Deciding where to put your money is one of the hardest decisions to make as a startup business. In order to get off the ground, it’s not just the support of customers that will aid the process. Making the correct investments early on can help to structure your business plan effectively and give you some sense of predictability. While you might not to be able to afford all of these items, selecting just a few can help to give your business a confident start.

A website

Every new business should have a website. If you have a drawer full of business cards but no site to send people to, you are already missing a significant arm of your marketing strategy. Not only should your website provide a point of contact, but it should also offer any further information on what you do. Along with your website you should also register your domain name to give you an official website URL that truly belongs to you.

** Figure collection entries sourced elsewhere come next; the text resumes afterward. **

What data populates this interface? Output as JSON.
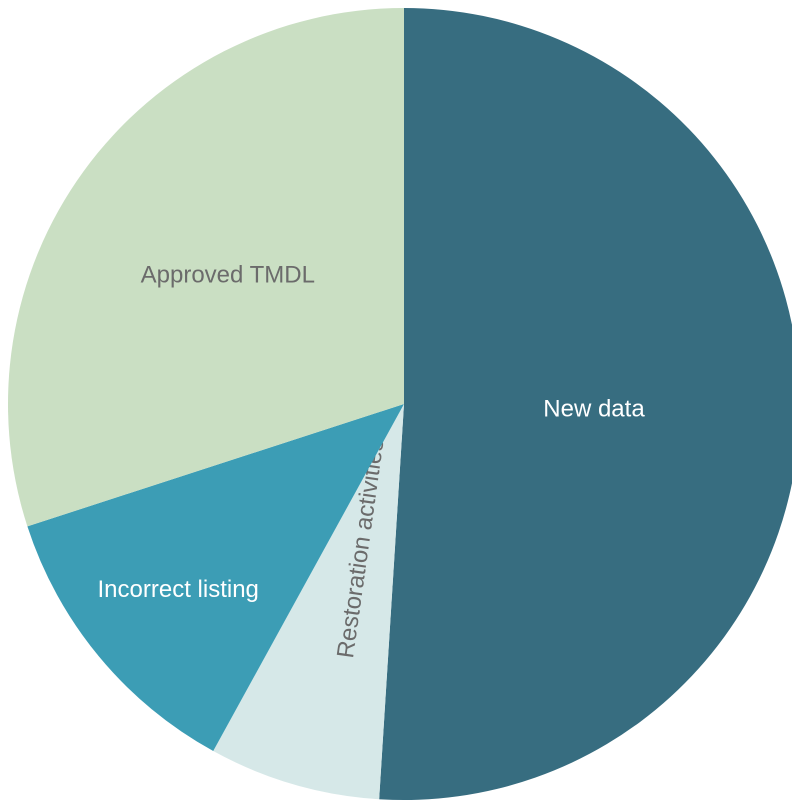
{
  "chart_data": {
    "type": "pie",
    "categories": [
      "New data",
      "Restoration activities",
      "Incorrect listing",
      "Approved TMDL"
    ],
    "values": [
      51,
      7,
      12,
      30
    ],
    "colors": [
      "#376d80",
      "#d6e8e8",
      "#3c9db5",
      "#cadfc3"
    ]
  }
}
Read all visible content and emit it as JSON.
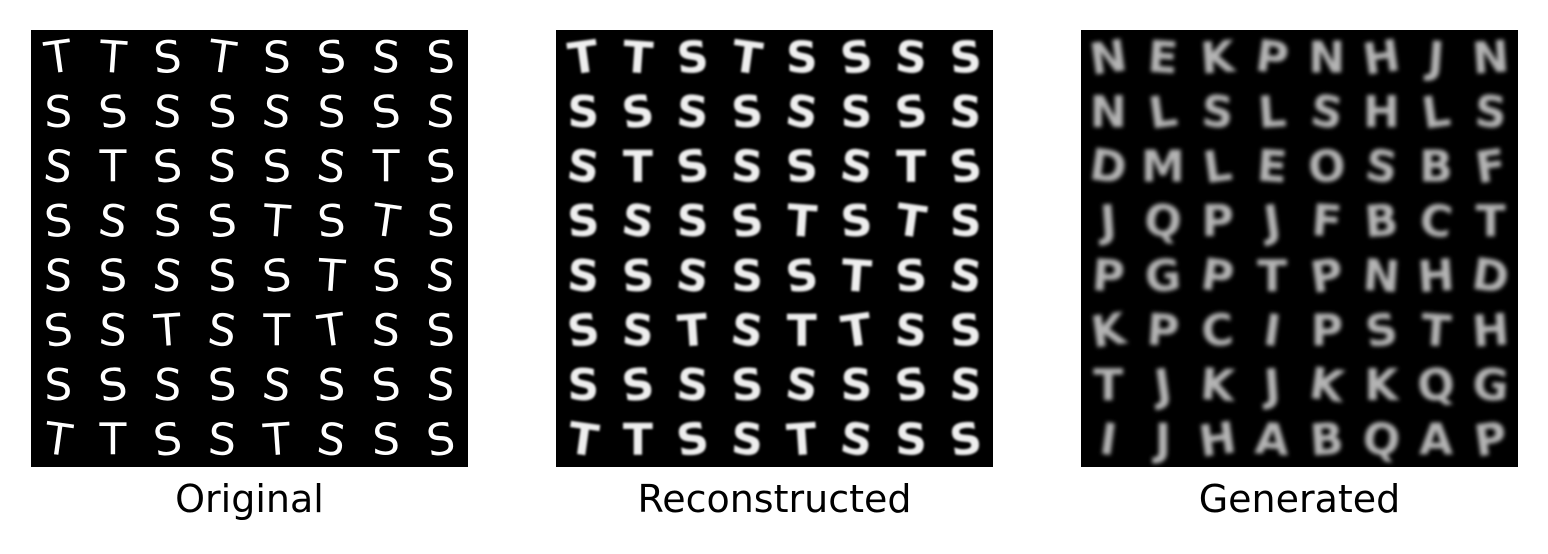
{
  "panels": [
    {
      "caption": "Original",
      "style": "sharp",
      "rows": [
        [
          "T",
          "T",
          "S",
          "T",
          "S",
          "S",
          "S",
          "S"
        ],
        [
          "S",
          "S",
          "S",
          "S",
          "S",
          "S",
          "S",
          "S"
        ],
        [
          "S",
          "T",
          "S",
          "S",
          "S",
          "S",
          "T",
          "S"
        ],
        [
          "S",
          "S",
          "S",
          "S",
          "T",
          "S",
          "T",
          "S"
        ],
        [
          "S",
          "S",
          "S",
          "S",
          "S",
          "T",
          "S",
          "S"
        ],
        [
          "S",
          "S",
          "T",
          "S",
          "T",
          "T",
          "S",
          "S"
        ],
        [
          "S",
          "S",
          "S",
          "S",
          "S",
          "S",
          "S",
          "S"
        ],
        [
          "T",
          "T",
          "S",
          "S",
          "T",
          "S",
          "S",
          "S"
        ]
      ]
    },
    {
      "caption": "Reconstructed",
      "style": "soft",
      "rows": [
        [
          "T",
          "T",
          "S",
          "T",
          "S",
          "S",
          "S",
          "S"
        ],
        [
          "S",
          "S",
          "S",
          "S",
          "S",
          "S",
          "S",
          "S"
        ],
        [
          "S",
          "T",
          "S",
          "S",
          "S",
          "S",
          "T",
          "S"
        ],
        [
          "S",
          "S",
          "S",
          "S",
          "T",
          "S",
          "T",
          "S"
        ],
        [
          "S",
          "S",
          "S",
          "S",
          "S",
          "T",
          "S",
          "S"
        ],
        [
          "S",
          "S",
          "T",
          "S",
          "T",
          "T",
          "S",
          "S"
        ],
        [
          "S",
          "S",
          "S",
          "S",
          "S",
          "S",
          "S",
          "S"
        ],
        [
          "T",
          "T",
          "S",
          "S",
          "T",
          "S",
          "S",
          "S"
        ]
      ]
    },
    {
      "caption": "Generated",
      "style": "blurry",
      "rows": [
        [
          "N",
          "E",
          "K",
          "P",
          "N",
          "H",
          "J",
          "N"
        ],
        [
          "N",
          "L",
          "S",
          "L",
          "S",
          "H",
          "L",
          "S"
        ],
        [
          "D",
          "M",
          "L",
          "E",
          "O",
          "S",
          "B",
          "F"
        ],
        [
          "J",
          "Q",
          "P",
          "J",
          "F",
          "B",
          "C",
          "T"
        ],
        [
          "P",
          "G",
          "P",
          "T",
          "P",
          "N",
          "H",
          "D"
        ],
        [
          "K",
          "P",
          "C",
          "I",
          "P",
          "S",
          "T",
          "H"
        ],
        [
          "T",
          "J",
          "K",
          "J",
          "K",
          "K",
          "Q",
          "G"
        ],
        [
          "I",
          "J",
          "H",
          "A",
          "B",
          "Q",
          "A",
          "P"
        ]
      ]
    }
  ]
}
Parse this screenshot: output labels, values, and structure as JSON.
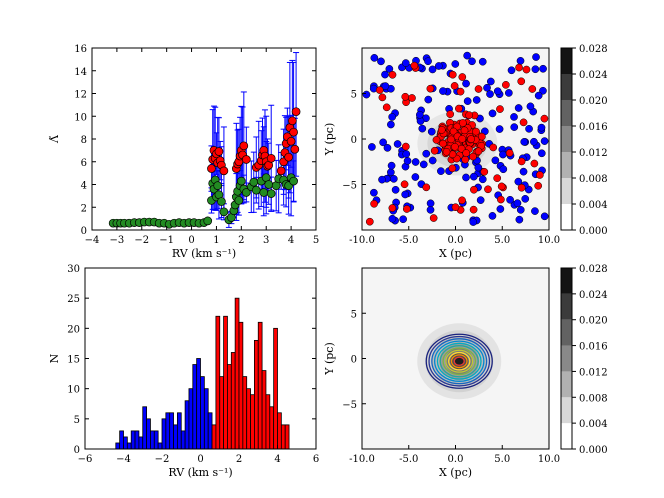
{
  "chart_data": [
    {
      "id": "rv_lambda",
      "type": "scatter",
      "xlabel": "RV  (km s⁻¹)",
      "ylabel": "Λ̃",
      "xlim": [
        -4,
        5
      ],
      "ylim": [
        0,
        16
      ],
      "xticks": [
        -4,
        -3,
        -2,
        -1,
        0,
        1,
        2,
        3,
        4,
        5
      ],
      "yticks": [
        0,
        2,
        4,
        6,
        8,
        10,
        12,
        14,
        16
      ],
      "colors": {
        "group_a": "#228b22",
        "group_b": "#ff0000",
        "errorbar": "#0000ff"
      },
      "series": [
        {
          "name": "green",
          "points": [
            [
              -3.15,
              0.6
            ],
            [
              -3.0,
              0.6
            ],
            [
              -2.85,
              0.6
            ],
            [
              -2.7,
              0.6
            ],
            [
              -2.5,
              0.6
            ],
            [
              -2.3,
              0.65
            ],
            [
              -2.1,
              0.65
            ],
            [
              -1.9,
              0.7
            ],
            [
              -1.7,
              0.7
            ],
            [
              -1.5,
              0.7
            ],
            [
              -1.3,
              0.6
            ],
            [
              -1.1,
              0.6
            ],
            [
              -0.9,
              0.5
            ],
            [
              -0.7,
              0.6
            ],
            [
              -0.5,
              0.65
            ],
            [
              -0.3,
              0.6
            ],
            [
              -0.1,
              0.65
            ],
            [
              0.1,
              0.65
            ],
            [
              0.3,
              0.6
            ],
            [
              0.5,
              0.65
            ],
            [
              0.65,
              0.8
            ],
            [
              0.8,
              2.6
            ],
            [
              0.85,
              4.1
            ],
            [
              0.9,
              3.6
            ],
            [
              0.95,
              4.4
            ],
            [
              1.0,
              2.9
            ],
            [
              1.05,
              3.9
            ],
            [
              1.1,
              3.1
            ],
            [
              1.2,
              2.5
            ],
            [
              1.3,
              1.6
            ],
            [
              1.5,
              0.9
            ],
            [
              1.6,
              1.1
            ],
            [
              1.7,
              1.7
            ],
            [
              1.75,
              2.2
            ],
            [
              1.8,
              2.9
            ],
            [
              1.85,
              3.4
            ],
            [
              1.9,
              2.6
            ],
            [
              1.95,
              3.9
            ],
            [
              2.0,
              4.3
            ],
            [
              2.1,
              3.6
            ],
            [
              2.2,
              3.3
            ],
            [
              2.4,
              3.8
            ],
            [
              2.5,
              4.2
            ],
            [
              2.6,
              3.5
            ],
            [
              2.8,
              4.3
            ],
            [
              2.9,
              3.3
            ],
            [
              3.0,
              4.6
            ],
            [
              3.1,
              4.0
            ],
            [
              3.2,
              3.2
            ],
            [
              3.4,
              3.9
            ],
            [
              3.5,
              4.5
            ],
            [
              3.7,
              4.4
            ],
            [
              3.8,
              4.0
            ],
            [
              3.9,
              3.9
            ],
            [
              4.0,
              4.6
            ],
            [
              4.1,
              4.3
            ]
          ]
        },
        {
          "name": "red",
          "points": [
            [
              0.8,
              5.4
            ],
            [
              0.85,
              6.2
            ],
            [
              0.9,
              7.0
            ],
            [
              0.95,
              6.3
            ],
            [
              1.0,
              6.7
            ],
            [
              1.05,
              5.9
            ],
            [
              1.1,
              6.9
            ],
            [
              1.15,
              6.1
            ],
            [
              1.2,
              5.7
            ],
            [
              1.3,
              5.2
            ],
            [
              1.8,
              5.4
            ],
            [
              1.85,
              5.8
            ],
            [
              1.9,
              6.0
            ],
            [
              1.95,
              6.5
            ],
            [
              2.0,
              7.0
            ],
            [
              2.05,
              6.6
            ],
            [
              2.1,
              7.4
            ],
            [
              2.2,
              6.2
            ],
            [
              2.6,
              5.5
            ],
            [
              2.7,
              5.7
            ],
            [
              2.8,
              6.1
            ],
            [
              2.85,
              6.6
            ],
            [
              2.9,
              7.0
            ],
            [
              2.95,
              6.5
            ],
            [
              3.0,
              6.0
            ],
            [
              3.05,
              5.6
            ],
            [
              3.1,
              5.7
            ],
            [
              3.2,
              6.3
            ],
            [
              3.6,
              5.2
            ],
            [
              3.7,
              6.0
            ],
            [
              3.75,
              6.8
            ],
            [
              3.8,
              7.6
            ],
            [
              3.85,
              8.2
            ],
            [
              3.9,
              6.4
            ],
            [
              3.95,
              9.0
            ],
            [
              4.0,
              7.8
            ],
            [
              4.05,
              9.6
            ],
            [
              4.1,
              8.6
            ],
            [
              4.15,
              7.1
            ],
            [
              4.2,
              10.4
            ]
          ]
        }
      ]
    },
    {
      "id": "xy_positions",
      "type": "scatter",
      "xlabel": "X (pc)",
      "ylabel": "Y (pc)",
      "xlim": [
        -10,
        10
      ],
      "ylim": [
        -10,
        10
      ],
      "xtick_labels": [
        "-10.0",
        "-5.0",
        "0.0",
        "5.0",
        "10.0"
      ],
      "ytick_labels": [
        "-5",
        "0",
        "5"
      ],
      "colors": {
        "cluster": "#ff0000",
        "field": "#0000ff"
      },
      "colorbar": {
        "min": 0.0,
        "max": 0.028,
        "labels": [
          "0.000",
          "0.004",
          "0.008",
          "0.012",
          "0.016",
          "0.020",
          "0.024",
          "0.028"
        ]
      }
    },
    {
      "id": "rv_histogram",
      "type": "bar",
      "xlabel": "RV  (km s⁻¹)",
      "ylabel": "N",
      "xlim": [
        -6,
        6
      ],
      "ylim": [
        0,
        30
      ],
      "xticks": [
        -6,
        -4,
        -2,
        0,
        2,
        4,
        6
      ],
      "yticks": [
        0,
        5,
        10,
        15,
        20,
        25,
        30
      ],
      "bin_width": 0.2,
      "colors": {
        "blue": "#0000ff",
        "red": "#ff0000"
      },
      "series": [
        {
          "name": "blue",
          "bins": [
            [
              -4.4,
              1
            ],
            [
              -4.2,
              3
            ],
            [
              -4.0,
              2
            ],
            [
              -3.8,
              1
            ],
            [
              -3.6,
              3
            ],
            [
              -3.4,
              3
            ],
            [
              -3.2,
              2
            ],
            [
              -3.0,
              7
            ],
            [
              -2.8,
              5
            ],
            [
              -2.6,
              3
            ],
            [
              -2.4,
              3
            ],
            [
              -2.2,
              1
            ],
            [
              -2.0,
              5
            ],
            [
              -1.8,
              6
            ],
            [
              -1.6,
              6
            ],
            [
              -1.4,
              4
            ],
            [
              -1.2,
              6
            ],
            [
              -1.0,
              3
            ],
            [
              -0.8,
              8
            ],
            [
              -0.6,
              10
            ],
            [
              -0.4,
              14
            ],
            [
              -0.2,
              15
            ],
            [
              0.0,
              12
            ],
            [
              0.2,
              10
            ],
            [
              0.4,
              6
            ],
            [
              0.6,
              3
            ]
          ]
        },
        {
          "name": "red",
          "bins": [
            [
              0.6,
              4
            ],
            [
              0.8,
              22
            ],
            [
              1.0,
              12
            ],
            [
              1.2,
              22
            ],
            [
              1.4,
              14
            ],
            [
              1.6,
              16
            ],
            [
              1.8,
              25
            ],
            [
              2.0,
              21
            ],
            [
              2.2,
              12
            ],
            [
              2.4,
              10
            ],
            [
              2.6,
              9
            ],
            [
              2.8,
              18
            ],
            [
              3.0,
              21
            ],
            [
              3.2,
              13
            ],
            [
              3.4,
              9
            ],
            [
              3.6,
              7
            ],
            [
              3.8,
              20
            ],
            [
              4.0,
              6
            ],
            [
              4.2,
              4
            ],
            [
              4.4,
              4
            ]
          ]
        }
      ]
    },
    {
      "id": "density_map",
      "type": "heatmap",
      "xlabel": "X (pc)",
      "ylabel": "Y (pc)",
      "xlim": [
        -10,
        10
      ],
      "ylim": [
        -10,
        10
      ],
      "xtick_labels": [
        "-10.0",
        "-5.0",
        "0.0",
        "5.0",
        "10.0"
      ],
      "ytick_labels": [
        "-5",
        "0",
        "5"
      ],
      "colorbar": {
        "min": 0.0,
        "max": 0.028,
        "labels": [
          "0.000",
          "0.004",
          "0.008",
          "0.012",
          "0.016",
          "0.020",
          "0.024",
          "0.028"
        ]
      }
    }
  ]
}
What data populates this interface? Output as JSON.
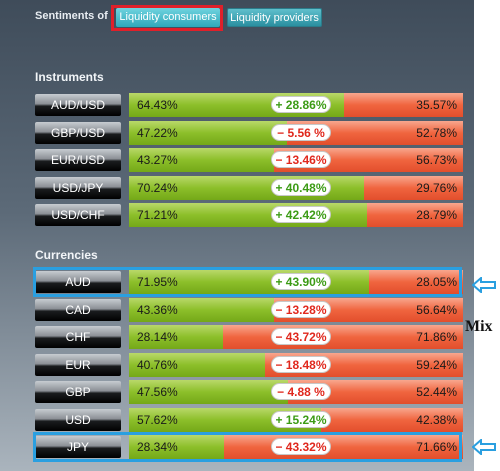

Hopefully, you are substantially trained in your area of expertise as a business owner. However, there might be some necessary skills that you might not have thought about that could be invaluable to your company. For example, if you are looking to sell furniture and interior decorations, you may want to take up some finance training to make accurate predictions about your business’ expenses over the year.

Interior decoration and a cleaner

Your first premises as a company might not be everything you’d ever dreamed of, but ideally you’ve checked that it meets all, if not most, of your requirements. It might even be temporary for the time being: for example, as a pop-up restaurant you may just be in a trailer or market shop. If your premises still signify the marks of a company that was once there before you, it’s a good idea to invest in a cleaner to go over every last corner and some interior decoration to give your building a blank canvass to work with. To truly sell your brand, your premises must feel as if they belong to your company. A cleaner is also a wise investment if your company will require a hygiene rating.

An emergency plan

One thing that some start-up business owners might not like to consider is the possibility that something could go wrong, whether it’s a physical aspect to setting up shop or a financial problem that could arise in the future. Many sources advise small business owners to plan for emergencies, as even natural disasters such as flooding could wreak havoc on a site’s premises.

A big part of your emergency plan should be an emergency savings account. Ideally, before setting up a small business, you will not only have saved up some setting-up costs, but also some emergency savings. Continuing to put away money in a decent savings account with interest, while you develop a strategy for the worst-case scenario (what would you do in a month with no profits?) is one of the best investments you could make.

One of the best ways to create a list of ‘must-haves’ for your company is to assess what you don’t currently have thoroughly. If you’re still unsure, then networking with other small companies might be a good way of establishing what they needed in their first year and what they wished they had.